The lines soon blur even more. Amos Oz focuses in this book on the relationship between fact and fiction, between reader and author — and, indeed, between ‘author’ and ‘Author’. Both Oz and his protagonist draw attention to the artificiality of this story; at one stage the Author addresses his characters, reminding them of their illusory nature, and later even the Author himself is acknowledged not to be real. The book asks us why we read, why we believe in what we read, and whether the bridge between the real and the imaginary can ever be defined — which leads to one of the most basic literary questions: What exactly is a work of fiction?
In this novella the Author is a Leopold Bloom-like figure, a flâneur who wanders the lamplit passageways, beset by insecurity; like Bloom, he suffers impotence during sex, though not while he is alone, which here could serve as a slightly quirky metaphor for artistic talent: the Author is most capable when in solitude. However, while Rhyming Life and Death is a decent, one-sitting read, it is, in spite of the weighty areas it touches, a slight piece of work, one which skips across the surface of postmodernism without ever diving in. Many writers, from B. S. Johnson back to Laurence Sterne, have injected the banter between novelist, characters and reader with more humour, while Joyce, Woolf and others have brought far greater depth and verbal texture to their characters’ interior musings.
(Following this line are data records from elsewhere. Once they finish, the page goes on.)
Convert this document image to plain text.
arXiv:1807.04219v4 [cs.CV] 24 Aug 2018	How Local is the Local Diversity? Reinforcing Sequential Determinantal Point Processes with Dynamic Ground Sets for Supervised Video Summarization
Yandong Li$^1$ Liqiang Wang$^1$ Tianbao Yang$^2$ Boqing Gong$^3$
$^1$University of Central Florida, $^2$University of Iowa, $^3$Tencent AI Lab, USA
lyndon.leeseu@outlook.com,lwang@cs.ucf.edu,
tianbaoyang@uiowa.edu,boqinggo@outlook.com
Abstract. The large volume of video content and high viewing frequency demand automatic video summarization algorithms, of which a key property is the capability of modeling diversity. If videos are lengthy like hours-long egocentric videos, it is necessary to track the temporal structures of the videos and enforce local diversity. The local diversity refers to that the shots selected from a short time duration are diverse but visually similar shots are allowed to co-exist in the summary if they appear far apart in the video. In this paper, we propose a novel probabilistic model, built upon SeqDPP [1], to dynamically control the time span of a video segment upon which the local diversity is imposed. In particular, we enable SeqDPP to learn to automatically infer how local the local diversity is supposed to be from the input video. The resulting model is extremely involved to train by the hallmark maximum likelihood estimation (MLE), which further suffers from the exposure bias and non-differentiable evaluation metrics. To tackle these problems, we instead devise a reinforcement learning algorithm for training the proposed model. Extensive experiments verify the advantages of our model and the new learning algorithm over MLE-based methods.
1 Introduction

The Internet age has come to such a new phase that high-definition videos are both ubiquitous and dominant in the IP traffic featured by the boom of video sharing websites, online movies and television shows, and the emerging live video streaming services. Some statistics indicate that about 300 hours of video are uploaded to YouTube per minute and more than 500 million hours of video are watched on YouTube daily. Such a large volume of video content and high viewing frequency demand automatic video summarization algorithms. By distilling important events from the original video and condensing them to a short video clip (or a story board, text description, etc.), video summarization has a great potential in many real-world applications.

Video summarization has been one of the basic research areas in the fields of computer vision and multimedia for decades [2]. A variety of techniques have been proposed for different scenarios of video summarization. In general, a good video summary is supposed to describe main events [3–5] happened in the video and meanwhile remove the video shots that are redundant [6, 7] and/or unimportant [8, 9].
Some of the imagined scenarios are interesting, but occasionally — in particular when the Author is glancing around the community centre — the book reads like the transcript of a parlour game that was more diverting for the participant than it is for us. There are also some oddities with the two main characters (if one can talk about ‘character’ in a work which deliberately places itself outside the usual confines of storytelling). During what he apparently intends to be a gentle wooing of Rochele, the Author is in fact creepy and insinuating, more like a sex-pest than a potential suitor, while Rochele is, throughout, meek beyond the point of absurdity. Of course, this could be an essential part of the Author’s fantasies: it would certainly tie in with the fact that most of his other cerebral flights are fairly misanthropic. The lives he invents for strangers are filled with pain and humiliation; it is almost as if the impotent Author is seeking to atone for his weakness by dominating people in the interior world of his mind. In that respect he is an interesting figure — but he is one not properly realised in this passable, insubstantial book.